5)   Welcome: Music stops. Time for your officiant to welcome everyone. Here would be a good time for a prayer or blessing over the couple.

6)   Giving of the Bride: The officiant will now ask who supports the marriage or is giving the bride away. Here would be a  good time for the father of the bride to make a small speech or give advice.

7)   Reading: Now that you have everyone’s attention, have a reading  of  scripture, poem, song or meaningful verse.

8)   Wedding Message: The officiant will now officiate. Most officiants have a pre-planned message. Ask your officiant if you can read over the message.

9)   Vow Exchange: Time to say it in your words. If you do not have your own written vows, don’t worry. Your officiant should have some “repeat after me” style vows for you.

10)   Ring Exchange: This is fairly self explanatory. You will exchange rings. Make sure you put it on the correct hand.

11)   Special Music: Now would be a great time for your special music from your friends or family members. If you do not have a musician in the family you can have another reading. Here, many weddings enter a strange time of no activity. If you have special music make sure you fill the time. Ask for the song length so you know what you are working with.

12)   Unity Ceremony: During your special music you can perform a unity ceremony. This ceremony symbolizes two individuals joining together to make one. Traditionally this is represented by candles but you can also use a sand ceremony set, a rose set, or paint and canvas. Check with your location so see if they are OK with open flames, sand or paint. If this does not fill the special music time you could also have a time of first communion or a couple’s prayer time.

13)   Blessing: Now it is back over to the officiant for his last words. Typically it will be a blessing of the marriage.

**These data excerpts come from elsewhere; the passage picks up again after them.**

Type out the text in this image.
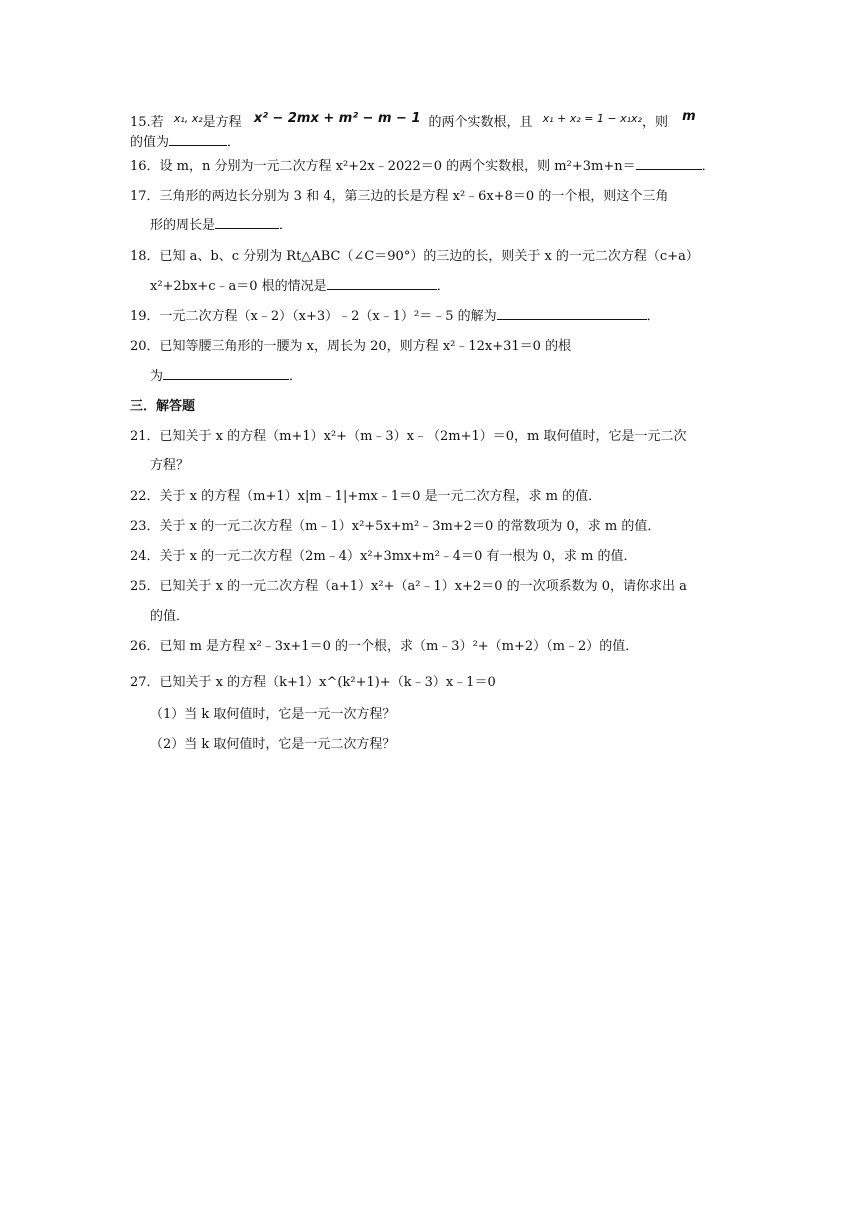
15.若 $^{x_1, x_2}$是方程 x² − 2mx + m² − m − 1 的两个实数根，且 $^{x_1 + x_2 = 1 - x_1x_2}$，则 m
的值为	．
16．设 m，n 分别为一元二次方程 x²+2x﹣2022＝0 的两个实数根，则 m²+3m+n＝	．
17．三角形的两边长分别为 3 和 4，第三边的长是方程 x²﹣6x+8＝0 的一个根，则这个三角
形的周长是	．
18．已知 a、b、c 分别为 Rt△ABC（∠C＝90°）的三边的长，则关于 x 的一元二次方程（c+a）
x²+2bx+c﹣a＝0 根的情况是	．
19．一元二次方程（x﹣2）（x+3）﹣2（x﹣1）²＝﹣5 的解为	．
20．已知等腰三角形的一腰为 x，周长为 20，则方程 x²﹣12x+31＝0 的根
为	．
三．解答题
21．已知关于 x 的方程（m+1）x²+（m﹣3）x﹣（2m+1）＝0，m 取何值时，它是一元二次
方程？
22．关于 x 的方程（m+1）x|m﹣1|+mx﹣1＝0 是一元二次方程，求 m 的值．
23．关于 x 的一元二次方程（m﹣1）x²+5x+m²﹣3m+2＝0 的常数项为 0，求 m 的值．
24．关于 x 的一元二次方程（2m﹣4）x²+3mx+m²﹣4＝0 有一根为 0，求 m 的值．
25．已知关于 x 的一元二次方程（a+1）x²+（a²﹣1）x+2＝0 的一次项系数为 0，请你求出 a
的值．
26．已知 m 是方程 x²﹣3x+1＝0 的一个根，求（m﹣3）²+（m+2）（m﹣2）的值．
27．已知关于 x 的方程（k+1）x^(k²+1)+（k﹣3）x﹣1＝0
（1）当 k 取何值时，它是一元一次方程？
（2）当 k 取何值时，它是一元二次方程？
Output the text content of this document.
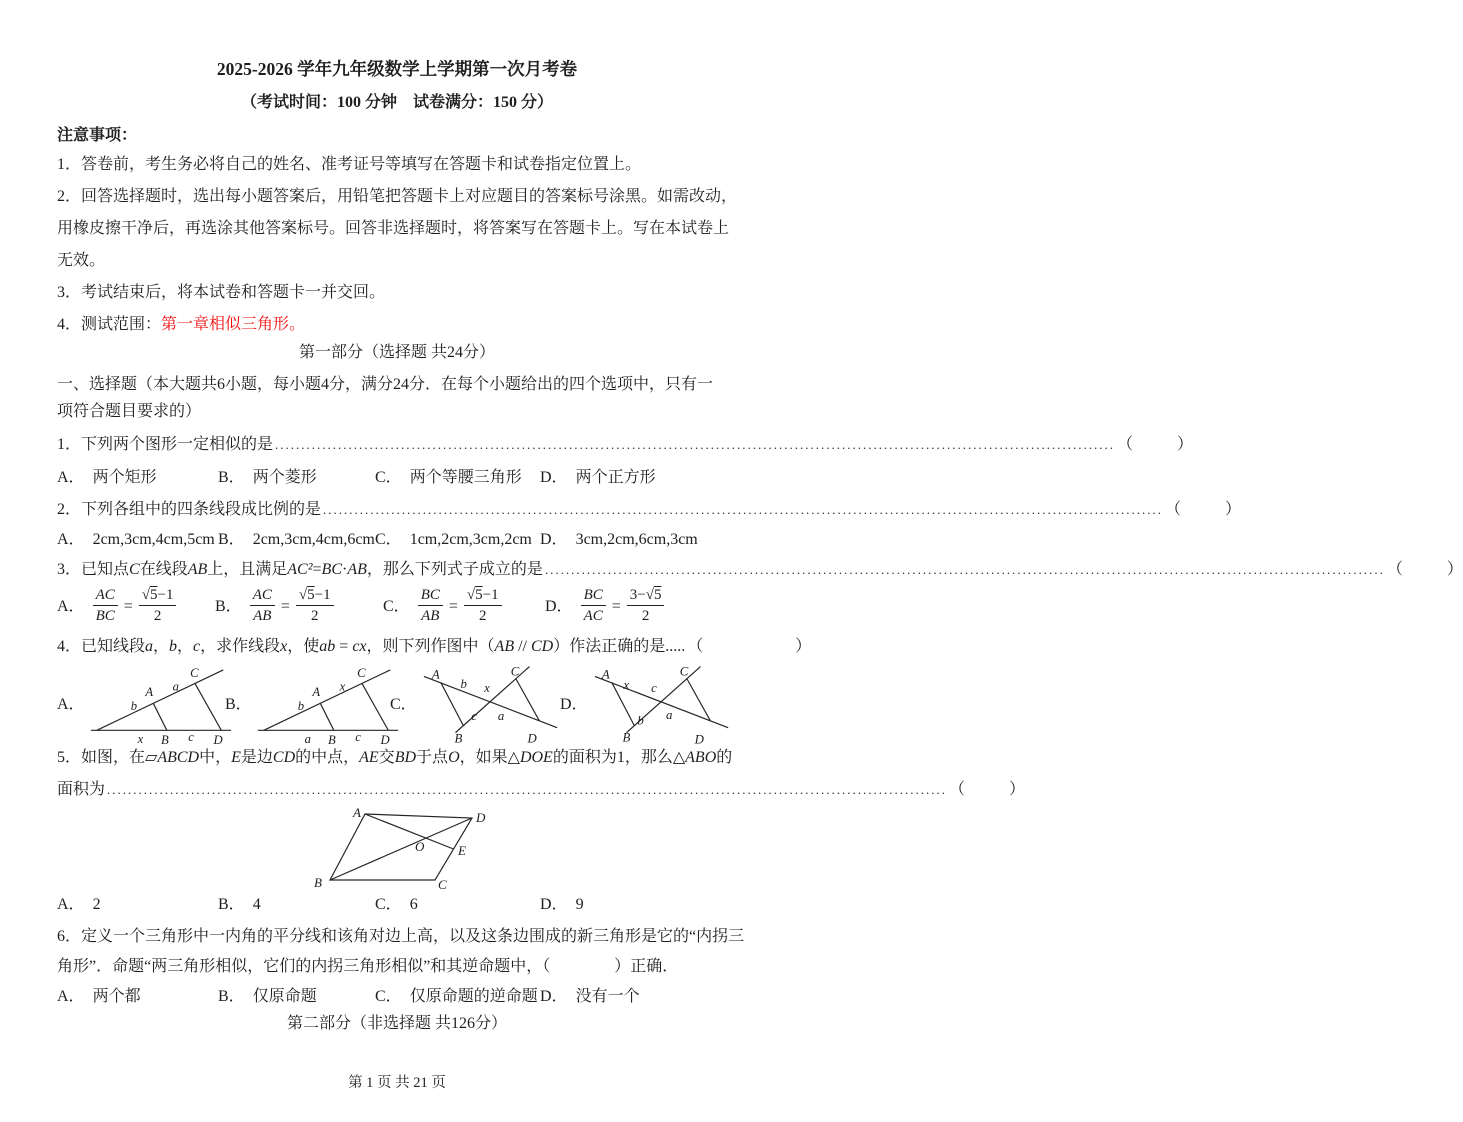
2025-2026 学年九年级数学上学期第一次月考卷
（考试时间：100 分钟　试卷满分：150 分）
注意事项：
1．答卷前，考生务必将自己的姓名、准考证号等填写在答题卡和试卷指定位置上。
2．回答选择题时，选出每小题答案后，用铅笔把答题卡上对应题目的答案标号涂黑。如需改动，
用橡皮擦干净后，再选涂其他答案标号。回答非选择题时，将答案写在答题卡上。写在本试卷上
无效。
3．考试结束后，将本试卷和答题卡一并交回。
4．测试范围：第一章相似三角形。
第一部分（选择题 共24分）
一、选择题（本大题共6小题，每小题4分，满分24分．在每个小题给出的四个选项中，只有一
项符合题目要求的）
1．下列两个图形一定相似的是 ................................................................................................................................................................ （	）
A． 两个矩形	B． 两个菱形	C． 两个等腰三角形	D． 两个正方形
2．下列各组中的四条线段成比例的是 ................................................................................................................................................................ （	）
A． 2cm,3cm,4cm,5cm B． 2cm,3cm,4cm,6cm C． 1cm,2cm,3cm,2cm D． 3cm,2cm,6cm,3cm
3．已知点C在线段AB上，且满足AC²=BC·AB，那么下列式子成立的是 ................................................................................................................................................................ （	）
A． $\frac{AC}{BC} = \frac{√5-1}{2}$ B． $\frac{AC}{AB} = \frac{√5-1}{2}$	C． $\frac{BC}{AB} = \frac{√5-1}{2}$	D． $\frac{BC}{AC} = \frac{3-√5}{2}$
4．已知线段a，b，c，求作线段x，使ab = cx，则下列作图中（AB // CD）作法正确的是..... （	）
A．	b
A a
C
x B c D
B．	b
A x
C
a B c D
C．
A
b x
C
B
c a
D
D．
A
x c
C
B
b a
D
5．如图，在▱ABCD中，E是边CD的中点，AE交BD于点O，如果△DOE的面积为1，那么△ABO的
面积为 ................................................................................................................................................................ （	）
A	D
B	C
O	E
A． 2	B． 4	C． 6	D． 9
6．定义一个三角形中一内角的平分线和该角对边上高，以及这条边围成的新三角形是它的“内拐三
角形”．命题“两三角形相似，它们的内拐三角形相似”和其逆命题中，（　　　　）正确．
A． 两个都	B． 仅原命题	C． 仅原命题的逆命题 D． 没有一个
第二部分（非选择题 共126分）
第 1 页 共 21 页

14)   Pronouncement: The officiant will make it official with a pronouncement of “Husband and Wife” and then it is kissy time!

15)   Recessional: The officiant will introduce the new couple and now it is time to party! Don’t let everyone rush out. Make sure there is order. First the bride and groom leave. Then the bridal party can head out. Next do not forget to have the parents and grandparents escorted out. Any announcements can be made at this time and then the officiant can dismiss your guests.

So now that you know the basics, mix it up a little. Put your own spices into the mix and make a ceremony that is truly unique.